A tiny dog licking its nose. Chihuahuas are a tribute to whimsical selective breeding - evolution-hacking, if you will. Irrelevant? Hardly. Inserting this picture here is an act of anarchistic artistic freedom. CCC organisers would surely approve.Image: picture-alliance/dpa/F. Rumpenhorst

"Community assemblies," in the special jargon of CCC, are places in the trade-fair halls where communities interested in a particular special interest can meet and groove together. "Assemblies play a huge part in creating the special 'Congress atmosphere'." the prospectus says.

"Lightning talks" are five-minute presentations. A wide diversity of topics is welcome  these can be well-prepared expositions of an idea or project, or simply "rants."

History: CCC's roots go way back

CCC's website says the club has over 5,500 members, making it the biggest hacker club in Europe. It is composed of 25 regional "Erfa Circles," which are local chapters of the club, most of them located in Germany's larger urban centers.

An image from the 2016 edition of CCC: the motherboard of a loudspeaker. The Congress is, among other things, a makers' fair.Image: Reuters/F. Bimmer

CCC was founded as a not-for-profit registered association way back in April 1986. Its founders were people who recognised the potential inherent in the then-new phenomenon of networked computers.

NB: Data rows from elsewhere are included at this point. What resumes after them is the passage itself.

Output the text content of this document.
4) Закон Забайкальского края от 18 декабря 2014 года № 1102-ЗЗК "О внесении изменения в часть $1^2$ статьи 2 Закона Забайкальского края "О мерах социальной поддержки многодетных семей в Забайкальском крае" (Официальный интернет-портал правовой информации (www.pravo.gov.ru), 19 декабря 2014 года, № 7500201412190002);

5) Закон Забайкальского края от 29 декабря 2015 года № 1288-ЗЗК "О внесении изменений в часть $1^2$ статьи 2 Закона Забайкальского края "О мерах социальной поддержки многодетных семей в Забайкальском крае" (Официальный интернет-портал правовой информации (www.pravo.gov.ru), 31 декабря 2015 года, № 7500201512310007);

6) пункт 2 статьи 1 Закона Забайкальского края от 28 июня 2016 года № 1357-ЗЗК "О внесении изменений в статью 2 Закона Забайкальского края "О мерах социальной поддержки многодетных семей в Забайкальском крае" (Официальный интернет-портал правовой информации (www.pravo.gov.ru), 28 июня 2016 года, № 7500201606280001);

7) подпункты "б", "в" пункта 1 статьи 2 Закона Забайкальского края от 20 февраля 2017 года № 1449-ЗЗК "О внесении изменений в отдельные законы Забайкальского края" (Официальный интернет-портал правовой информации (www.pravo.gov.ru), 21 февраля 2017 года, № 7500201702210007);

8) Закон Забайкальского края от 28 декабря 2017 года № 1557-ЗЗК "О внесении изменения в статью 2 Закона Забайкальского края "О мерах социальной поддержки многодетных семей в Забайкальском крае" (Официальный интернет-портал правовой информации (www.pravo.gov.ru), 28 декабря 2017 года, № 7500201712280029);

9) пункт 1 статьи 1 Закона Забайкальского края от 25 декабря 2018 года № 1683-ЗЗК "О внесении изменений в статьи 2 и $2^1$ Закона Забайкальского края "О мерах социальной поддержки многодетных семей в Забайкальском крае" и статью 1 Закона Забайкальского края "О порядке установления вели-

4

They had begun publishing a hacker magazine called "Datenschleuder" (data slingshot) in 1984, the same year they first held a big annual meeting in Hamburg. Self-described "Komputerfrieks" who went on to participate in CCC's emergence had been meeting in Berlin occasionally even before that, starting in 1981.

From these beginnings, it developed that every year between Christmas and New Year's Eve, CCC has organised what is, in essence, a trade fair for hackers, the "Chaos Communication Congress." Every year, the Congress has had a different motto: "A New Dawn" (2014), "Gated Communities" (2015), "Works For Me" (2016), and now "Do Something."

A picture from the 2015 CCC Congress in Hamburg, showing the members of the executive board of the Club during an end-of-year review panel. Anarchism is all well and good in theory, but a registered association in Germany has rules and procedures to follow. Ordnung muss sein!Image: picture-alliance/dpa/A. Heimken

In most years, the Congress has been held in Hamburg or Berlin. In 2017, for the first time, it is being held in the increasingly hip city of Leipzig, 200 km south-southwest of Berlin.

It's too late to get tickets this year - the event is sold out. But if you're in Europe next year (2018) between Christmas and New Year's, and techno-nerdy white-hat hacking, maker fairs, and digital freedom are your cup of tea, you might like to consider attending. Just make sure you grab a ticket in plenty of time.